A cura di Enrico Pazzi

Zona luci rosse: la prostituzione mediatica

La prostituzione in Italia è materia che scotta. Perché i governi che si sono succeduti, dal 1958 ad oggi, non l’hanno voluta affrontare. Dall’altro lato, assistiamo a performance dilettantesche da parte degli amministratori locali sul tema. E a dirla tutta, non vorrei mai trovarmi nei panni di un presidente di municipio o di un sindaco che, in mancanza di una nuova legge sulla prostituzione, di un numero sufficienti di volanti e dei fondi necessari, dovesse trovarsi ad iniziare velleitarie sperimentazioni.
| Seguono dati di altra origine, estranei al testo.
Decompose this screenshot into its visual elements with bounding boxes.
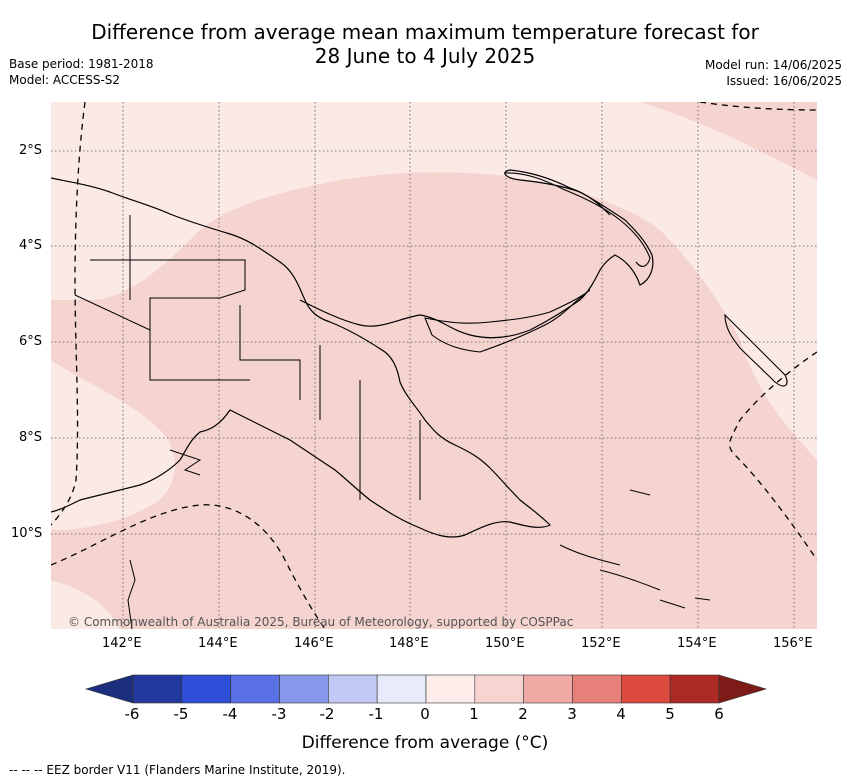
colorbar-tick-label: -3 [271,705,287,723]
colorbar-segment [474,674,524,704]
borders [74,215,421,500]
colorbar-over-arrow [718,674,768,704]
colorbar-tick-label: -4 [222,705,238,723]
anomaly-region-0-1-southwest [51,580,120,629]
colorbar-segment [230,674,280,704]
new-britain [424,289,591,353]
eez-legend-note: -- -- -- EEZ border V11 (Flanders Marine… [9,763,346,777]
lon-label: 142°E [102,636,142,651]
colorbar-segment [425,674,476,704]
colorbar-tick-label: 3 [567,705,577,723]
eez-borders [51,102,817,629]
colorbar-under-arrow [84,674,134,704]
colorbar-tick-label: 6 [714,705,724,723]
colorbar-tick-label: -2 [319,705,335,723]
colorbar-tick-label: 1 [469,705,479,723]
lat-label: 4°S [19,238,43,253]
copyright-text: © Commonwealth of Australia 2025, Bureau… [68,615,573,629]
colorbar-tick-label: 0 [420,705,430,723]
colorbar-tick-label: 4 [616,705,626,723]
colorbar-title: Difference from average (°C) [301,733,549,753]
lon-label: 150°E [485,636,525,651]
colorbar-tick-label: 5 [665,705,675,723]
bougainville [724,313,788,387]
colorbar-tick-label: -1 [368,705,384,723]
model-text: Model: ACCESS-S2 [9,73,121,87]
anomaly-region-0-1-north [51,102,817,460]
lat-label: 2°S [19,143,43,158]
anomaly-region-0-1-west [51,360,175,530]
colorbar-segment [572,674,622,704]
colorbar-tick-label: 2 [518,705,528,723]
lon-label: 148°E [389,636,429,651]
lon-label: 156°E [773,636,813,651]
colorbar [84,674,768,704]
issued-text: Issued: 16/06/2025 [726,74,842,88]
colorbar-segment [328,674,378,704]
map-title-line-2: 28 June to 4 July 2025 [314,44,536,68]
colorbar-segment [376,674,427,704]
lon-label: 144°E [198,636,238,651]
forecast-map: © Commonwealth of Australia 2025, Bureau… [51,102,817,629]
colorbar-segment [132,674,183,704]
colorbar-segment [181,674,231,704]
colorbar-segment [621,674,671,704]
colorbar-tick-label: -6 [124,705,140,723]
base-period-text: Base period: 1981-2018 [9,57,154,71]
colorbar-segment [279,674,329,704]
lon-label: 146°E [294,636,334,651]
model-run-text: Model run: 14/06/2025 [704,58,842,72]
lon-label: 152°E [581,636,621,651]
colorbar-tick-label: -5 [173,705,189,723]
southeast-islands [559,489,711,609]
torres-strait-cape-york [127,449,202,629]
lat-label: 10°S [11,526,43,541]
lon-label: 154°E [677,636,717,651]
anomaly-region-0-1-northeast [640,102,817,180]
lat-label: 6°S [19,334,43,349]
new-ireland [504,172,651,267]
map-title-line-1: Difference from average mean maximum tem… [91,20,759,44]
new-guinea-coastline [51,177,552,538]
lat-label: 8°S [19,430,43,445]
colorbar-segment [523,674,573,704]
colorbar-segment [669,674,720,704]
Un po’ di storia in pillole: il tema della prostituzione in Italia è fermo alla legge Merlin del 1958. E già questo la dice lunga su come in Italia si parla tanto del problema, ma non lo si vuole affrontare. Alla legge che abolì le case chiuse, seguì il tentativo del volenteroso ministro della Pari Opportunità Mara Carfagna che, nel 2008, licenziò un disegno di legge che, seppur approvato dal Consiglio di ministri, restò poi chiuso in un cassetto. E amen.

Ad oggi, l’Italia non penalizza la prostituzione, ma al tempo stesso punisce tutta una serie di condotte collaterali. Dal favoreggiamento, all’induzione, dal reclutamento, allo sfruttamento. Di fatto, la legge Merlin ha posto lo Stato fuori dalla disputa, senza proibire o regolamentare l’esercizio della prostituzione. Una volta di più, su una materia di ordine etico, ma che in questo caso ha anche a che a che fare con l’ordine pubblico, i governi italiani non prendono posizione. Né, tanto meno, questa tematica è all’ordine del giorno del pur fantasmagorico governo Renzi. Che mille ne pensa e mezza ne fa.
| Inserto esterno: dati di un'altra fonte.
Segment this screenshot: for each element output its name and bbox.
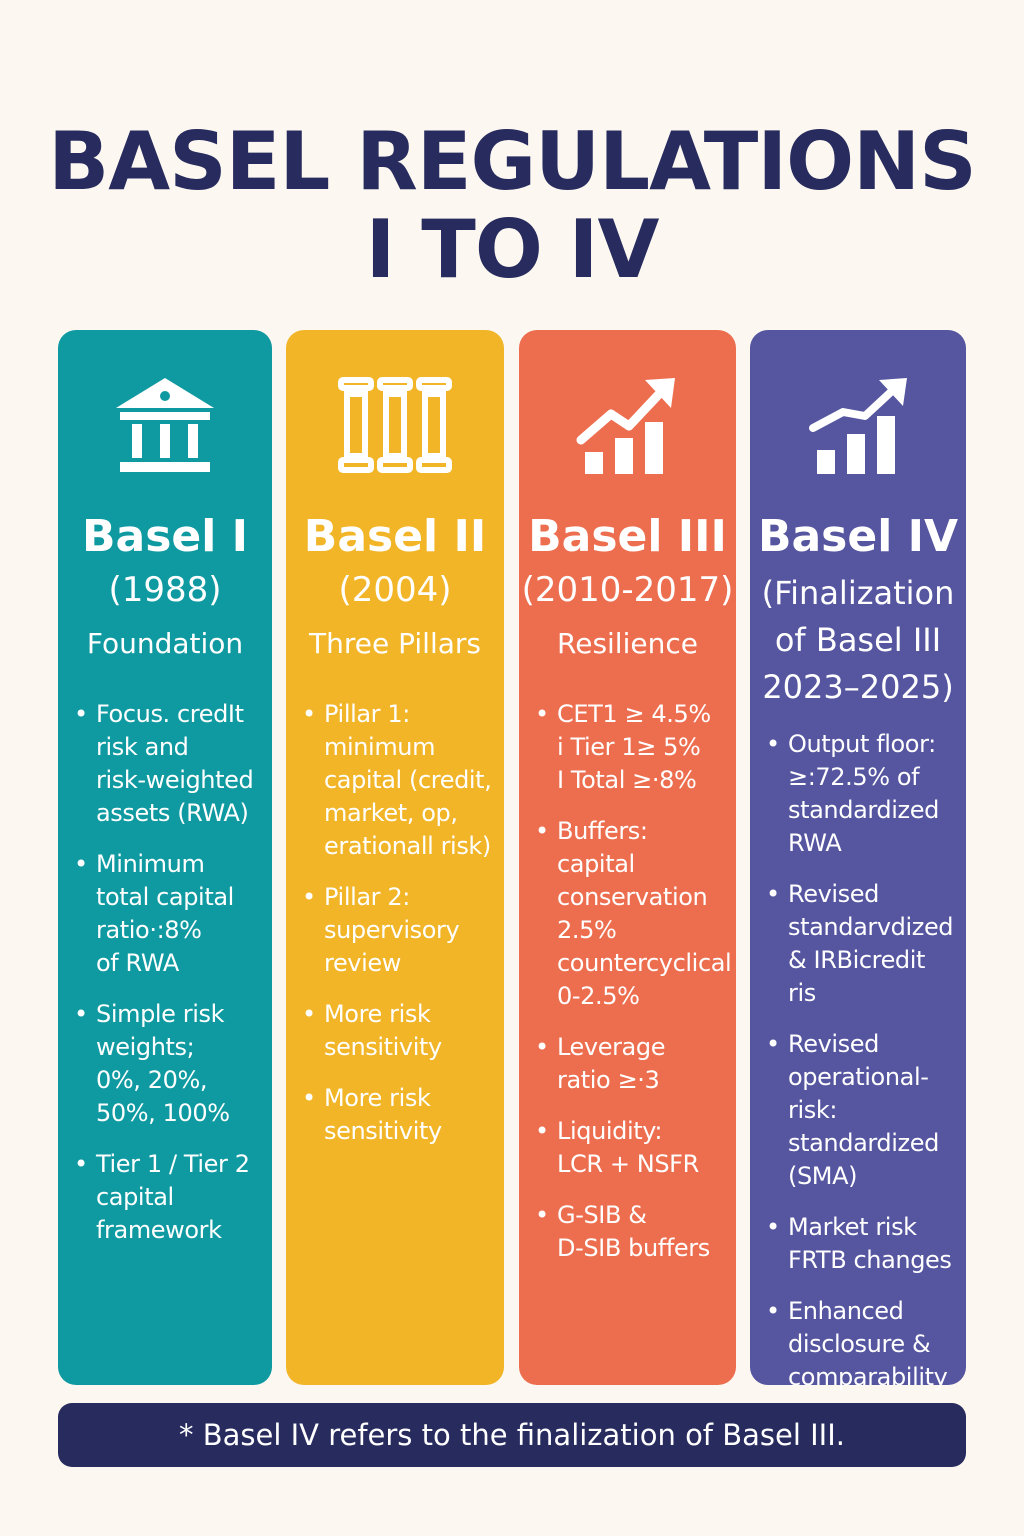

Tanto per capirci, altri paesi europei sono stati, almeno a livello legislativo, più tempestivi di noi. La Germania ha una nuova legge in materia dal 2002, la Francia dal 2003, così come la Svezia, che ha regolamentato la materia dal 1998. Consapevoli, i governi di questi paesi, che non basta la legge per risolvere il problema. Tanto che ancora si discute su come migliorare le cose, con tanto di relazioni annuali sul problema. Né in Francia, né in Svezia, né tanto meno in Germania, si lanciano in sperimentazioni improvvisate, senza avere una cornice normativa aggiornata al XXI secolo.

In Italia sulla prostituzione va in scena l’improvvisazione. Non è certo colpa degli amministratori locali, questo va detto. La loro colpa, semmai, è quella di cavalcare coscientemente l’ondata di populismo per ottenere facile consenso, oppure (ed è il caso del sindaco Marino) per distogliere l’attenzione dal fatto che Roma è sull’orlo del default finanziario ed amministrativo. Oggi ti sposo due mamme con tanto di prole, ben sapendo che quel matrimonio non avrà valore legale sino a quando non vi sarà una legge nazionale che riconosce l’unione. Domani ti improvviso un quartiere a luci rosse ben sapendo che, se non risolvo il problema della tratta delle schiave del sesso, la filiera dello sfruttamento della prostituzione, faccio un buco nell’acqua.

Ma veniamo al caso specifico della sperimentazione annunciata dal Presidente Andrea Santoro del IX municipio. Intanto la cornice giuridica sarà rappresentata da un’ordinanza comunale. L’ultima, in ordine di tempo, fu quella di Alemanno del 2008. Prevedeva multe da 200 a 500 euro per le prostituite che adescavano in strada e per i clienti che si fermavano, il tutto chiamando in causa il codice della strada. Ricordate come andò a finire? Dopo i primi mesi in cui le volanti perlustravano le zone sensibili più volte a settimana, riducendo il fenomeno, tutto tornò come prima. Come mai? Perché le risorse erano risicate, di volanti nella Capitale ce n’erano poche e mancavano i fondi per pagare gli straordinari. Oggi ci sono premesse migliori? No. Semmai peggiori.

Secondo Santoro, l’assessore Francesca Danese e il sindaco Marino, questa è la volta buona. Rimane solo da concordare con la Prefettura le strade da destinare all’esercizio della prostituzione, mettersi d’accordo con le Forze dell’ordine sulla frequenza del passaggio delle volanti che dovranno essere bisettimanali (ad oggi escono in perlustrazione solo due volte al mese) e organizzare gruppi di operatori sociali. Su questi ultimi graverà il compito di monitorare lo stato psico-fisico della prostitute ed eventuali situazioni di sfruttamento. E qui mi vien da ridere. Perché le volanti delle Forze dell’ordine, che lo ricordiamo oggi vanno in perlustrazione solo due volte al mese per evidente mancanza di fondi e mezzi, dovranno non solo controllare che il meretricio avvenga secondo ordinanza e quindi fare le multe, ma pure difendere i poveri operatori sociali da eventuali aggressioni. E sì, perché provateci voi ad avvicinarvi ad una prostituta offrendole assistenza socio-sanitaria senza essere immediatamente malmenati dai papponi.

Insomma, la verità è che questa è pura operazioni mediatica. Magari fatta per sensibilizzare e mettere con le spalle al muro il governo Renzi che, già alle prese con la questione dei diritti civili, dovrà pur dare una risposta concreta al problema.

Nei fatti, se questa operazione “quartiere a luci rosse” dovesse dare i suoi frutti, le prostitute su pronta segnalazione degli sfruttatori, non faranno altro che cambiare zona. Magari andando a prostituirsi in quei municipi periferici in cui non sono previsti i quartieri a luci rosse. E quindi, il bel Santoro avrà avuto almeno il risultato di liberare il proprio municipio dal problema, che si sposterà altrove.

Agli altri presidenti dei municipi periferici non resterà che sposare prontamente la sperimentazione. Almeno per non fare la figura dei fessi.